3. Set up a peer mentorship program
Peer mentorship is a low-stakes way to help junior salespeople learn from senior ones on the team. Experienced team members benefit, too: While teaching new hires the ropes, they learn about how sales works at other organizations or how it’s being taught in the classroom.
Still, getting a mentoring program started can be tough. Set up the structure while giving new salespeople ownership by letting them pick their mentors. Ideally, pairs should include two people who do not normally work together. This is also called the buddy system and it is highly effective. CEO of GoTranscript, Peter Trebek, has nothing but praises for it: “Pairing a newbie with a more experienced worker is a great way help your staff learn from each other and identify good or bad habits early on. Chances are, the veteran has already asked the same questions that the new employee has and can answer them quickly with real-life experience.”
4. Give new hires easy wins to build confidence
Managers cannot afford to spend months finding and training new talent only to watch it leave in short order. But the first few weeks in a new sales job can be enormously stressful: Handing the low-hanging fruit to new reps builds confidence and allows them to make small mistakes in a relatively safe way. It also helps senior salespeople grow by challenging them with trickier targets.

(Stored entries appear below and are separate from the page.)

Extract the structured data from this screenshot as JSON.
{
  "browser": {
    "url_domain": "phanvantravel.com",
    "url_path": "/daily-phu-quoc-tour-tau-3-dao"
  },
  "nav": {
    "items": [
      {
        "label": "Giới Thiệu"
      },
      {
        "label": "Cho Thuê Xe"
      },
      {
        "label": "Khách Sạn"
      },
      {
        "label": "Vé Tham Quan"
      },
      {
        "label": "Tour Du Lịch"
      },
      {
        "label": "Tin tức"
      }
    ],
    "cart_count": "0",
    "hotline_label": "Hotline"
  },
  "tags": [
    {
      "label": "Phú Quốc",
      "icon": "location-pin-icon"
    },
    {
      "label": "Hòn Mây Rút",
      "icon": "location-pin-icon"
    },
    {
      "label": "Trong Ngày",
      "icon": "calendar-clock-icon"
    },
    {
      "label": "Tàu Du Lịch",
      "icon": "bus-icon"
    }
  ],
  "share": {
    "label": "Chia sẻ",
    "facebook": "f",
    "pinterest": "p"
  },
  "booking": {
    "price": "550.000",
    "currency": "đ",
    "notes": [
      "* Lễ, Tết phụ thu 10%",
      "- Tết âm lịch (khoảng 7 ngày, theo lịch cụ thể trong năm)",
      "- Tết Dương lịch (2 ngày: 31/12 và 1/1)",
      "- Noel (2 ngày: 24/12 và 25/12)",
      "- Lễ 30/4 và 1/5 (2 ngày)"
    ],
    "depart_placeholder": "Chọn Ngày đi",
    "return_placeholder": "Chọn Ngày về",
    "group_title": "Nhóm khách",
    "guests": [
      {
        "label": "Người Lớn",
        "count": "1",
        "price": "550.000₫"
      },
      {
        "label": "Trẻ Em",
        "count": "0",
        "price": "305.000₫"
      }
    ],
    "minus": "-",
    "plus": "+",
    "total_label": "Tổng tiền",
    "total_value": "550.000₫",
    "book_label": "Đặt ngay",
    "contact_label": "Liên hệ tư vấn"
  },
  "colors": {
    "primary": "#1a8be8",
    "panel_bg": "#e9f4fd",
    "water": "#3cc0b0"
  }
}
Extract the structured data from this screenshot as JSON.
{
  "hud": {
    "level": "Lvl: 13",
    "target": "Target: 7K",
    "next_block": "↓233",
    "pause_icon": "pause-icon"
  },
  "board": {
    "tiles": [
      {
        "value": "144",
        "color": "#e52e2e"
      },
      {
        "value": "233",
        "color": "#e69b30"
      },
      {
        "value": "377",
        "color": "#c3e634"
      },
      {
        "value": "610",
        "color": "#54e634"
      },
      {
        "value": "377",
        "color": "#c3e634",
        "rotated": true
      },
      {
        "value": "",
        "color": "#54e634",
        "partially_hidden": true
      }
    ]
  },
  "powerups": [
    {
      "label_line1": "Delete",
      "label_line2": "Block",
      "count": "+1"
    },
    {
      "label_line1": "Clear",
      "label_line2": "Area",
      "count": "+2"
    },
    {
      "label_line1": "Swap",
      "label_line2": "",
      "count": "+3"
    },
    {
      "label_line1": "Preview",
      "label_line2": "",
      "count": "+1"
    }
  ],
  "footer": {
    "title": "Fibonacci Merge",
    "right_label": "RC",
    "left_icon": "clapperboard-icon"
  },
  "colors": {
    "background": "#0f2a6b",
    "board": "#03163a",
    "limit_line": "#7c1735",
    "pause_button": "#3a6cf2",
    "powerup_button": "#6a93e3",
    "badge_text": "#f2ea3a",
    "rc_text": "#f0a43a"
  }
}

5. Focus on mindset, attitude, and goals
In sales, attitude is everything. Explain the difference between fixed and growth mindsets. Salespeople who believe they can improve typically do. Through advice and role-playing, encourage them to maintain a positive outlook when the going gets tough. You can use a calendar to track your time analytics on how salespeople spend their time or us a CRM like Salesforce to track overall sales goals.
One key tactic is teaching salespeople to break down their goals. Smaller objectives are less stressful, easier to achieve and provide clearer markers of progress.
6. Give feedback quickly and frequently.
Sales are hard, fast-paced work. Reps need to be constantly improving, but they can’t afford to sit in meetings all day. These people have much better things to do with their time than waste it in a conference room, like making money for themselves and you. Before scheduling a meeting, always ask yourself can the same purpose be achieved with a well-thought-out email. In a vast majority of cases, the answer is yes. Don’t be one of those people who call meetings just to hear themselves speak. Nothing kills motivation in a sales team like one useless meeting about a meeting after another. Keep in mind that while you are holding meetings, the competition is out there closing the deals. There is no amount of training that can make up for that.
Set up processes that let you provide bite-sized feedback. Friday debriefing meetings offer a chance to discuss what went right and wrong in the past week. Motivational Monday meetings are a great opportunity to think about how to apply those lessons moving forward.
Getting salespeople to sit through training and meetings can be tough, so make them as engaging as possible. Help them forge friendships, stay positive and learn something new every day, and you’ll be well on your way to a stronger sales team.